Berkeley authors Adam and Arlie Hochschild present forum

Internationally recognized authors Adam and Arlie Hochschild, who frequently summer in Maine, lead a two-hour discussion titled “Finding Our Way in Bush’s America” at 7 p.m. Friday, July 29, in the Keck Classroom (G52), Pettengill Hall. The public is invited to attend at no charge.

Co-sponsored by the Harward Center for Community Partnerships at Bates and Maine Veterans for Peace, the couple’s presentation is the inaugural event in the Veterans for Peace Captain William Ladd series of free public forums. Known as the “Apostle for Peace,” Ladd was a native of Auburn and author of “A Congress of Nations,” a historic plan for an international organization for peace and justice.

A co-founder of Mother Jones Magazine, Adam Hochschild teaches writing at the Graduate School of Journalism at the University of California, Berkeley. A contributor to The New Yorker, The Nation, Harper’s Magazine, The New York Times Magazine and The New York Review of Books, he has written about South Africa, the former Soviet Union and civil rights.

Washington Post reviewer Steven Mufson called Hochschild’s latest book, Bury the Chains: Prophets and Rebels in the Fight to Free an Empire’s Slaves (Houghton Mifflin, 2005), a “riveting narrative” that “reminds us that people who fancy themselves civilized can have the most uncivilized institutions, that distance can lull a society into living with terrible injustices, and that economic interests can corrupt the moral fabric of a nation.”

Hochschild is the author of numerous other volumes, including Half the Way Home: A Memoir of Father and Son (Viking Adult, 1986) and King Leopold’s Ghost: A Story of Greed, Terror and Heroism in Colonial Africa (Houghton Mifflin, 1998).

Professor of sociology at the University of California, Berkeley, Arlie Hochschild wrote the groundbreaking books The Managed Heart: Commercialization of Human Feeling (University of California Press, 1983); The Time Bind: When Work Becomes Home and Home Becomes Work (Metropolitan Books, 1997); The Commercialization of Intimate Life: Notes from Home and Work (University of California Press, 2003); and The Second Shift (Viking-Penguin, 1989), called “one of the best critiques of work in America” by the Los Angeles Times. A study of a Fortune 500 company, Hochschild’s book makes the case that working parents often choose to spend more time in the office than at home.

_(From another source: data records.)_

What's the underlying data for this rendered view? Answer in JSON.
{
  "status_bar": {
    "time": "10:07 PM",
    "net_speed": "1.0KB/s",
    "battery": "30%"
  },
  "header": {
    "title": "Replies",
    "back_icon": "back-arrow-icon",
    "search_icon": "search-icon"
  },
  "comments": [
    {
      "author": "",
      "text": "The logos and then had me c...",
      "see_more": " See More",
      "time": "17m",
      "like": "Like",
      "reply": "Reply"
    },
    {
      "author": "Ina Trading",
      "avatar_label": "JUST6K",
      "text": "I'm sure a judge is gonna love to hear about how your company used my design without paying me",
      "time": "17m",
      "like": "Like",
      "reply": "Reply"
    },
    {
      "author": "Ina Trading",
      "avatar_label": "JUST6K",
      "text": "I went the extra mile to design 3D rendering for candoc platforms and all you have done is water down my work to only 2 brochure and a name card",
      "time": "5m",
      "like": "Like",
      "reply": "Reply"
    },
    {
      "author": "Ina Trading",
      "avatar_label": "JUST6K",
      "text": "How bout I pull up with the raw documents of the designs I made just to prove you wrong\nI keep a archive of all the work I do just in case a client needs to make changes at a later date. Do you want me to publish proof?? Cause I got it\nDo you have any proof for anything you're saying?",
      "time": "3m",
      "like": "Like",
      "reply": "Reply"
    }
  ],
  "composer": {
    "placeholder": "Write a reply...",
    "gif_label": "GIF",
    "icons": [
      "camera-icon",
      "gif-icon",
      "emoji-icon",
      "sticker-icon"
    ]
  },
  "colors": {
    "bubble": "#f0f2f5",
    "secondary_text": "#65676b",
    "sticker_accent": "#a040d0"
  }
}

With writer Barbara Ehrenreich, Hochschild co-edited Global Woman: Maids, Nannies and Sex Workers in the New Economy (Metropolitan Books, 2003), and her recent articles include “Let Them Eat War” (Mother Jones) and “The Empathy Squeeze” (TomDispatch.com and The American Prospect), essays about President Bush’s appeal to blue-collar voters.

The Harward Center for Community Partnerships is an emerging organizational structure at Bates College designed to pursue academic excellence through integrating local and global communities with the mission of the college. Under the leadership of its newly appointed director, David Scobey, the center will link key academic endeavors at the college with community collaboration, research and service.

Maine Veterans for Peace is a nonprofit educational and humanitarian organization dedicated to the abolishment of war.